For the first time since the Cold War, global military spending exceeded one trillion dollars last year. The United States spent by far the most -- accounting for almost half (47%) of the world's military expenditures. According to a new report by the Stockholm International Peace Research Institute, world military expenditure in 2004 is estimated to have been $975 billion at constant (2003) prices and exchange rates or $1035 billion in current dollars. As a global average, 2004 world military expenditure corresponds to $162 per capita and 2.6 per cent of world GDP.
U.S. spending has increased rapidly over the last three years as a result of military operations in Afghanistan and Iraq. These operations, which have been funded by supplemental spending packages, have accounted for $238 billion over the last two years. This amount exceeds the combined military spending of Africa, Latin America, Asia (except Japan but including China) and the Middle East in 2004 ($193 billion in current dollars).

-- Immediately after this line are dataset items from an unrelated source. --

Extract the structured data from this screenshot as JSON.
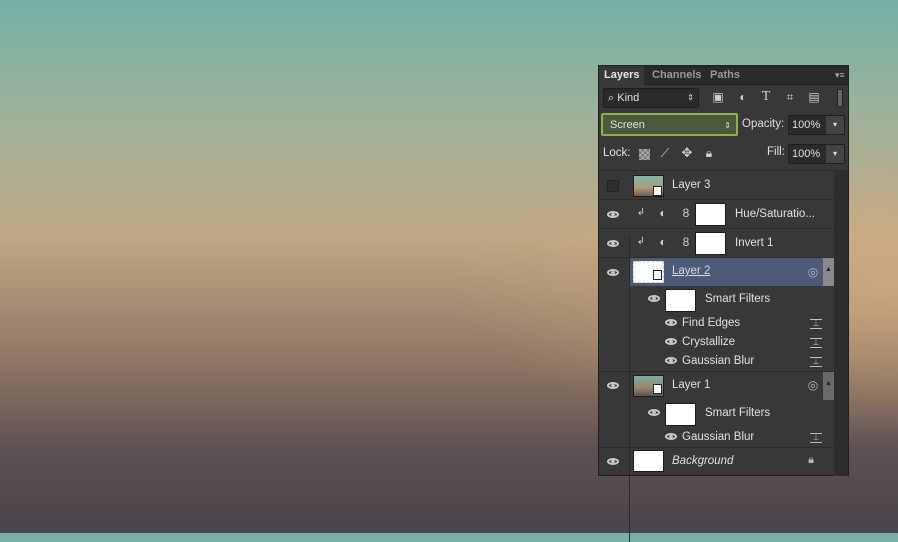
{
  "panel": {
    "tabs": [
      {
        "label": "Layers",
        "active": true
      },
      {
        "label": "Channels"
      },
      {
        "label": "Paths"
      }
    ],
    "filter": {
      "kind_label": "Kind"
    },
    "blend_mode": "Screen",
    "opacity_label": "Opacity:",
    "opacity_value": "100%",
    "lock_label": "Lock:",
    "fill_label": "Fill:",
    "fill_value": "100%",
    "layers": [
      {
        "name": "Layer 3",
        "visible": false
      },
      {
        "name": "Hue/Saturatio...",
        "visible": true,
        "type": "adjustment"
      },
      {
        "name": "Invert 1",
        "visible": true,
        "type": "adjustment"
      },
      {
        "name": "Layer 2",
        "visible": true,
        "selected": true,
        "smart_filters_label": "Smart Filters",
        "filters": [
          "Find Edges",
          "Crystallize",
          "Gaussian Blur"
        ]
      },
      {
        "name": "Layer 1",
        "visible": true,
        "smart_filters_label": "Smart Filters",
        "filters": [
          "Gaussian Blur"
        ]
      },
      {
        "name": "Background",
        "visible": true,
        "locked": true
      }
    ]
  },
  "colors": {
    "selected_row": "#4d5a78",
    "blend_highlight": "#8fb04a"
  }
}
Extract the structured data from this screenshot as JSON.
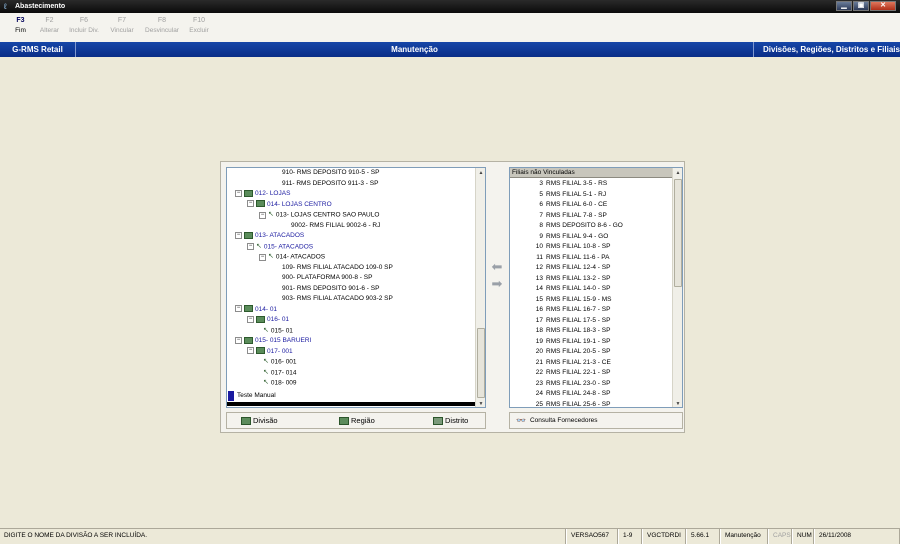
{
  "window": {
    "title": "Abastecimento",
    "btn_min": "▁",
    "btn_max": "▣",
    "btn_close": "✕"
  },
  "toolbar": [
    {
      "key": "F3",
      "label": "Fim",
      "enabled": true
    },
    {
      "key": "F2",
      "label": "Alterar",
      "enabled": false
    },
    {
      "key": "F6",
      "label": "Incluir Div.",
      "enabled": false
    },
    {
      "key": "F7",
      "label": "Vincular",
      "enabled": false
    },
    {
      "key": "F8",
      "label": "Desvincular",
      "enabled": false
    },
    {
      "key": "F10",
      "label": "Excluir",
      "enabled": false
    }
  ],
  "header": {
    "app": "G-RMS Retail",
    "module": "Manutenção",
    "screen": "Divisões, Regiões, Distritos e Filiais"
  },
  "tree": {
    "nodes": [
      {
        "text": "910- RMS DEPOSITO 910-5 - SP"
      },
      {
        "text": "911- RMS DEPOSITO 911-3 - SP"
      },
      {
        "text": "012- LOJAS"
      },
      {
        "text": "014- LOJAS CENTRO"
      },
      {
        "text": "013- LOJAS CENTRO SAO PAULO"
      },
      {
        "text": "9002- RMS FILIAL 9002-6 - RJ"
      },
      {
        "text": "013- ATACADOS"
      },
      {
        "text": "015- ATACADOS"
      },
      {
        "text": "014- ATACADOS"
      },
      {
        "text": "109- RMS FILIAL ATACADO 109-0 SP"
      },
      {
        "text": "900- PLATAFORMA 900-8 - SP"
      },
      {
        "text": "901- RMS DEPOSITO 901-6 - SP"
      },
      {
        "text": "903- RMS FILIAL ATACADO 903-2 SP"
      },
      {
        "text": "014- 01"
      },
      {
        "text": "016- 01"
      },
      {
        "text": "015- 01"
      },
      {
        "text": "015- 015 BARUERI"
      },
      {
        "text": "017- 001"
      },
      {
        "text": "016- 001"
      },
      {
        "text": "017- 014"
      },
      {
        "text": "018- 009"
      },
      {
        "text": "Teste Manual"
      }
    ]
  },
  "list": {
    "header": "Filiais não Vinculadas",
    "rows": [
      {
        "num": "3",
        "name": "RMS FILIAL 3-5 - RS"
      },
      {
        "num": "5",
        "name": "RMS FILIAL 5-1 - RJ"
      },
      {
        "num": "6",
        "name": "RMS FILIAL 6-0 - CE"
      },
      {
        "num": "7",
        "name": "RMS FILIAL 7-8 - SP"
      },
      {
        "num": "8",
        "name": "RMS DEPOSITO 8-6 - GO"
      },
      {
        "num": "9",
        "name": "RMS FILIAL 9-4 - GO"
      },
      {
        "num": "10",
        "name": "RMS FILIAL 10-8 - SP"
      },
      {
        "num": "11",
        "name": "RMS FILIAL 11-6 - PA"
      },
      {
        "num": "12",
        "name": "RMS FILIAL 12-4 - SP"
      },
      {
        "num": "13",
        "name": "RMS FILIAL 13-2 - SP"
      },
      {
        "num": "14",
        "name": "RMS FILIAL 14-0 - SP"
      },
      {
        "num": "15",
        "name": "RMS FILIAL 15-9 - MS"
      },
      {
        "num": "16",
        "name": "RMS FILIAL 16-7 - SP"
      },
      {
        "num": "17",
        "name": "RMS FILIAL 17-5 - SP"
      },
      {
        "num": "18",
        "name": "RMS FILIAL 18-3 - SP"
      },
      {
        "num": "19",
        "name": "RMS FILIAL 19-1 - SP"
      },
      {
        "num": "20",
        "name": "RMS FILIAL 20-5 - SP"
      },
      {
        "num": "21",
        "name": "RMS FILIAL 21-3 - CE"
      },
      {
        "num": "22",
        "name": "RMS FILIAL 22-1 - SP"
      },
      {
        "num": "23",
        "name": "RMS FILIAL 23-0 - SP"
      },
      {
        "num": "24",
        "name": "RMS FILIAL 24-8 - SP"
      },
      {
        "num": "25",
        "name": "RMS FILIAL 25-6 - SP"
      }
    ]
  },
  "buttons": {
    "divisao": "Divisão",
    "regiao": "Região",
    "distrito": "Distrito",
    "consulta": "Consulta Fornecedores"
  },
  "status": {
    "message": "DIGITE O NOME DA DIVISÃO A SER INCLUÍDA.",
    "version": "VERSAO567",
    "page": "1-9",
    "program": "VGCTDRDI",
    "build": "5.66.1",
    "mode": "Manutenção",
    "caps": "CAPS",
    "num": "NUM",
    "date": "26/11/2008"
  }
}
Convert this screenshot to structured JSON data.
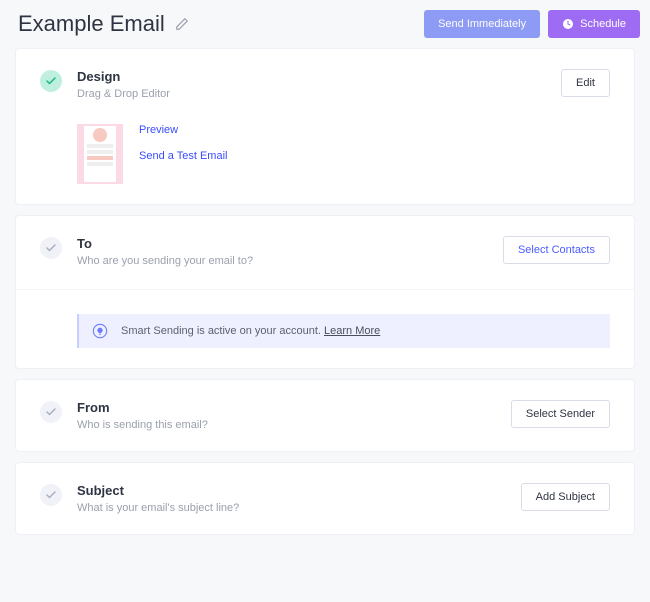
{
  "header": {
    "title": "Example Email",
    "send_btn": "Send Immediately",
    "schedule_btn": "Schedule"
  },
  "sections": {
    "design": {
      "title": "Design",
      "subtitle": "Drag & Drop Editor",
      "edit_btn": "Edit",
      "preview_link": "Preview",
      "test_link": "Send a Test Email"
    },
    "to": {
      "title": "To",
      "subtitle": "Who are you sending your email to?",
      "action_btn": "Select Contacts",
      "banner_prefix": "Smart Sending is active on your account. ",
      "banner_link": "Learn More"
    },
    "from": {
      "title": "From",
      "subtitle": "Who is sending this email?",
      "action_btn": "Select Sender"
    },
    "subject": {
      "title": "Subject",
      "subtitle": "What is your email's subject line?",
      "action_btn": "Add Subject"
    }
  }
}
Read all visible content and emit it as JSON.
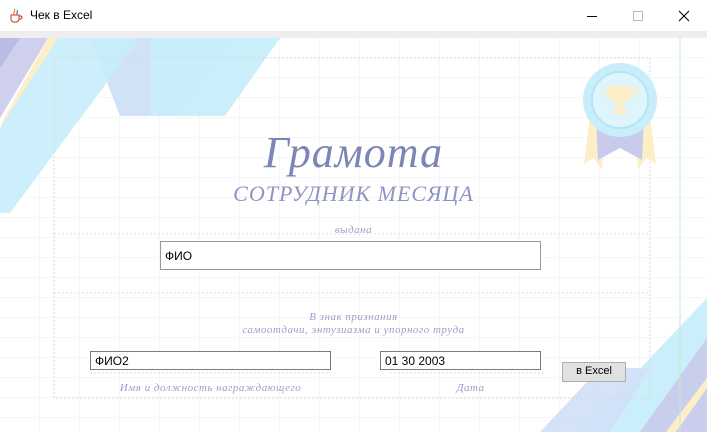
{
  "window": {
    "title": "Чек в Excel",
    "app_icon": "java-cup-icon",
    "controls": [
      "minimize-icon",
      "maximize-icon",
      "close-icon"
    ]
  },
  "certificate": {
    "title": "Грамота",
    "subtitle": "СОТРУДНИК МЕСЯЦА",
    "issued_to_label": "выдана",
    "recognition_line1": "В знак признания",
    "recognition_line2": "самоотдачи, энтузиазма и упорного труда",
    "awarder_caption": "Имя и должность награждающего",
    "date_caption": "Дата"
  },
  "form": {
    "recipient_value": "ФИО",
    "awarder_value": "ФИО2",
    "date_value": "01 30 2003",
    "export_button_label": "в Excel"
  },
  "colors": {
    "accent_text": "#7d84b6",
    "stripe_blue": "#c8edfb",
    "stripe_lilac": "#c9cbec",
    "stripe_cream": "#fcefc8"
  }
}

Despite this massive increase in spending on wars in Iraq and Afghanistan, a new Washington Post-ABC News poll shows that a majority of Americans no longer feel the Iraq war has made the United States a safer place to live. The poll also found that nearly three-quarters of Americans say the number of casualties in Iraq is unacceptable, two-thirds say the U.S. military there is bogged down, and nearly six in 10 say the war was not worth fighting. More than four in 10 people surveyed think the U.S. presence in Iraq is becoming analogous to the experience in Vietnam.